Leinweber called the Bitcoin halving cycle “interesting” because it happens to coincide with the global liquidity cycle.
“After the banking crisis in 2009 there was a restart. A reset to zero interest rates. And also the US dollar cycle, which is perfectly aligned with the halving cycle,” he said. “So maybe it’s the halving cycle. I think it’s more the macro cycle coinciding with the halving cycle, but I still think people will play this and it’s the perfect cocktail for another bull run next year.”
“So you have the spot Bitcoin ETF. There is a possibility that the Fed will cut interest rates – at least that is the market’s assumption. I think we have priced in the first rate cut in May. And then there is the halving cycle,” he said. “It should be a nice year for crypto in 2024. At least that’s my hope.”
Global debt problem
On the topic of rapidly rising U.S. debt and whether the debt burden is becoming a major factor in how countries around the world perceive the U.S. dollar, Leinweber noted that the debt issue is “a global phenomenon.”

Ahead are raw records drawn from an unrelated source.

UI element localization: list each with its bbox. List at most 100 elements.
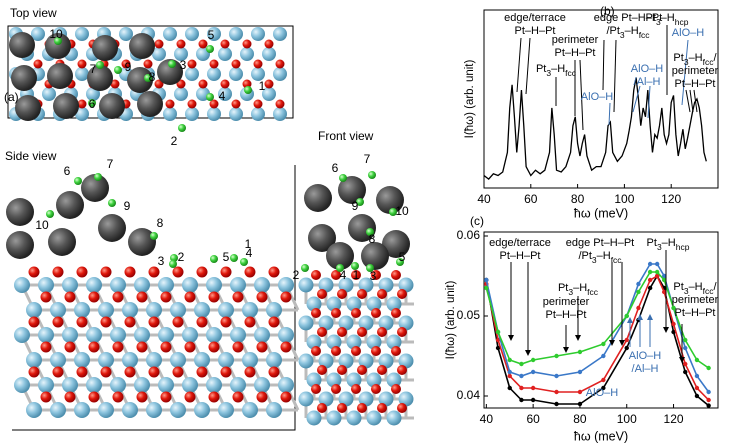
x-tick-label: 120: [664, 412, 684, 426]
atom: [148, 266, 160, 278]
atom: [174, 87, 188, 101]
atom: [64, 391, 76, 403]
atom: [160, 291, 172, 303]
atom: [208, 391, 220, 403]
data-point: [671, 329, 676, 335]
panel-label: (a): [4, 90, 19, 104]
atom: [98, 302, 114, 318]
site-label: 8: [369, 232, 376, 246]
y-tick-label: 0.06: [457, 228, 481, 242]
atom: [98, 214, 126, 242]
site-label: 3: [180, 58, 187, 72]
data-point: [683, 361, 688, 367]
atom: [154, 79, 164, 89]
data-point: [519, 361, 524, 367]
site-label: 6: [332, 161, 339, 175]
y-axis-label: I(ħω) (arb. unit): [464, 60, 476, 139]
atom: [119, 27, 133, 41]
leader-line: [632, 85, 641, 113]
atom: [357, 365, 367, 375]
atom: [196, 316, 208, 328]
atom: [371, 308, 381, 318]
atom: [198, 79, 208, 89]
atom: [337, 365, 347, 375]
atom: [298, 277, 314, 293]
site-label: 6: [89, 97, 96, 111]
atom: [229, 27, 243, 41]
atom: [361, 242, 389, 270]
leader-line: [579, 59, 584, 131]
atom: [331, 270, 341, 280]
atom: [76, 366, 88, 378]
atom: [318, 391, 334, 407]
atom: [172, 366, 184, 378]
atom: [311, 270, 321, 280]
atom: [398, 277, 414, 293]
atom: [306, 372, 322, 388]
atom: [356, 198, 364, 206]
atom: [64, 341, 76, 353]
atom: [99, 93, 125, 119]
atom: [96, 61, 104, 69]
atom: [256, 391, 268, 403]
atom: [62, 327, 78, 343]
leader-line: [685, 89, 691, 113]
atom: [230, 277, 246, 293]
data-point: [683, 337, 688, 343]
atom: [386, 296, 402, 312]
atom: [38, 327, 54, 343]
atom: [178, 124, 186, 132]
atom: [88, 291, 100, 303]
atom: [170, 254, 178, 262]
atom: [38, 277, 54, 293]
atom: [110, 377, 126, 393]
site-label: 2: [293, 268, 300, 282]
atom: [240, 258, 248, 266]
atom: [244, 366, 256, 378]
atom: [110, 79, 120, 89]
atom: [240, 47, 254, 61]
atom: [338, 277, 354, 293]
atom: [209, 59, 219, 69]
atom: [146, 402, 162, 418]
atom: [77, 59, 87, 69]
view-title: Top view: [10, 6, 57, 20]
atom: [218, 47, 232, 61]
atom: [28, 366, 40, 378]
atom: [176, 79, 186, 89]
data-point: [654, 261, 660, 267]
atom: [152, 47, 166, 61]
atom: [254, 377, 270, 393]
atom: [134, 277, 150, 293]
x-tick-label: 120: [661, 192, 681, 206]
atom: [371, 384, 381, 394]
annotation: Pt–H–Pt: [675, 307, 716, 319]
data-point: [495, 345, 501, 351]
atom: [368, 171, 376, 179]
annotation: AlO–H: [586, 387, 618, 399]
atom: [75, 67, 89, 81]
atom: [386, 372, 402, 388]
atom: [371, 346, 381, 356]
atom: [209, 99, 219, 109]
atom: [358, 391, 374, 407]
data-point: [507, 385, 512, 391]
data-point: [671, 321, 676, 327]
atom: [251, 27, 265, 41]
leader-line: [693, 89, 698, 113]
atom: [242, 39, 252, 49]
atom: [275, 59, 285, 69]
data-point: [706, 389, 711, 395]
atom: [346, 372, 362, 388]
atom: [196, 266, 208, 278]
atom: [100, 266, 112, 278]
atom: [337, 289, 347, 299]
atom: [371, 270, 381, 280]
atom: [382, 230, 410, 258]
atom: [169, 260, 177, 268]
atom: [74, 302, 90, 318]
atom: [129, 33, 155, 59]
atom: [6, 198, 34, 226]
atom: [396, 258, 404, 266]
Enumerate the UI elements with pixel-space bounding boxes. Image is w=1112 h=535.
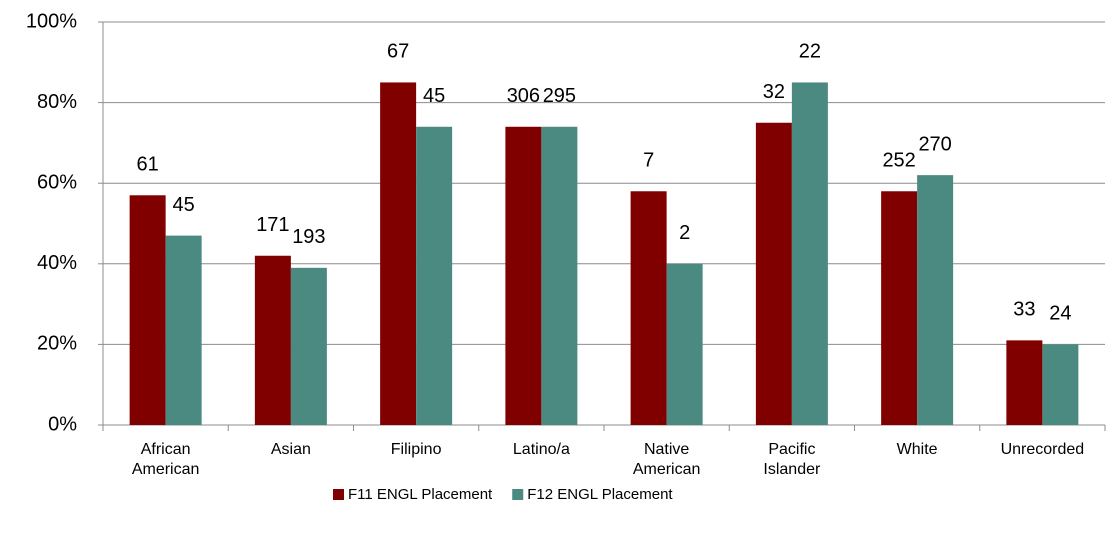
bar [881, 191, 918, 425]
data-label: 252 [882, 150, 915, 172]
data-label: 45 [423, 85, 445, 107]
data-label: 295 [543, 85, 576, 107]
y-tick-label: 100% [26, 10, 77, 32]
y-tick-label: 40% [37, 252, 77, 274]
data-label: 7 [643, 150, 654, 172]
bar [917, 175, 954, 425]
y-tick-label: 60% [37, 171, 77, 193]
x-tick-label: Native American [633, 441, 701, 478]
data-label: 193 [292, 226, 325, 248]
x-tick-label: Pacific Islander [763, 441, 821, 478]
data-label: 306 [507, 85, 540, 107]
bar [630, 191, 667, 425]
data-label: 45 [173, 194, 195, 216]
data-label: 270 [918, 133, 951, 155]
bar [505, 126, 542, 425]
x-tick-label: Latino/a [513, 441, 570, 458]
x-tick-label: White [897, 441, 938, 458]
bar [666, 263, 703, 425]
bar [755, 122, 792, 425]
legend-label: F11 ENGL Placement [348, 486, 493, 503]
x-tick-label: African American [132, 441, 200, 478]
bar [129, 195, 166, 425]
data-label: 2 [679, 222, 690, 244]
x-tick-label: Asian [271, 441, 311, 458]
bar [1042, 344, 1079, 425]
y-tick-label: 80% [37, 91, 77, 113]
legend-label: F12 ENGL Placement [527, 486, 673, 503]
legend-swatch [512, 489, 524, 500]
data-label: 22 [799, 41, 821, 63]
bar [791, 82, 828, 425]
x-tick-label: Filipino [391, 441, 442, 458]
bar [290, 267, 327, 425]
data-label: 67 [387, 41, 409, 63]
data-label: 61 [137, 154, 159, 176]
bar [165, 235, 202, 425]
bar [380, 82, 417, 425]
bar [416, 126, 453, 425]
bar [254, 255, 291, 425]
legend-swatch [333, 489, 344, 500]
data-label: 32 [763, 81, 785, 103]
bar [1006, 340, 1043, 425]
data-label: 171 [256, 214, 289, 236]
bar [541, 126, 578, 425]
data-label: 33 [1013, 299, 1035, 321]
y-tick-label: 20% [37, 333, 77, 355]
y-tick-label: 0% [48, 413, 77, 435]
data-label: 24 [1049, 303, 1071, 325]
x-tick-label: Unrecorded [1001, 441, 1085, 458]
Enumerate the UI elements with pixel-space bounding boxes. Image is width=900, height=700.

“We have global debt. It exists in Japan, Europe and the United States,” he said. “In the USA you have the advantage of having the world reserve currency. So, as a currency issuer, you technically cannot default. You can just print more, but you’re already seeing it in dollar value. I’m currently in New York and over time I’ve noticed that it’s getting more and more expensive. The coffee is more expensive, but the coffee hasn’t gotten any better. It’s the same coffee, so the difference reflects the declining value of the currency.”
He noted that the U.S. debt-to-GDP ratio is 130%, which is the same level Italy was at when the European debt crisis broke out.
“Now Italy is much higher and no one cares about Greece anymore, so the debt issue is a global phenomenon, it’s just a relative approach,” he said. “So people still feel safe with the dollar, but I think that’s also a reason why Bitcoin keeps going higher.”
He emphasized that Bitcoin has seen a sharp rise since the Silicon Valley bank crisis in early 2023, saying: “People are scared of it, and to be honest, no one can tell you where the tipping point is.”
“Japan has a debt of 250% of GDP and the interest rate is still below 1%. They control the yield curve, but you see their currency depreciating sharply against the dollar,” he said. “It’s like the Ernest Hemingway quote: ‘How did you go bankrupt?’ Gradually, then suddenly.’ It’s a hockey stick. Nothing happens and then suddenly the turning point is reached. You have a triggering event, whatever that is.”
He said it’s hard to know what that triggering event is, “but that’s why you should have some gold and some crypto.” They are bearer assets. I love both analog and digital gold.”
When asked about the price outlook for Bitcoin during the current bull market cycle, Leinweber said he was unsure what price BTC would reach, preferring instead to comment on the total market cap.
“So the last peak was three trillion,” he said. “I imagine we will see a total market cap of $10 trillion in the next cycle.”
When told that several analysts, including Bloomberg Intelligence’s Jamie Coutts, have also predicted a total market cap of $8 trillion to $10 trillion, Leinweber chuckled and said, “Forget that number, it’s already consensus, so it will be different.” .”
“It really depends on the success of the ETFs and the broader macro backdrop,” he said. “I think in terms of liquidity – let’s assume the Fed cuts rates and does QE again. Who will buy the US debt? China doesn’t buy it anymore. The Russians don’t buy it anymore. The Japanese don’t buy it anymore. Europe is issuing more debt. Everyone is issuing more debt.”
“So central banks have to intervene,” he concluded. “And here we are. More liquidity, which is good for stocks and good for crypto. It’s beneficial to have access to the highest beta asset, which is crypto.”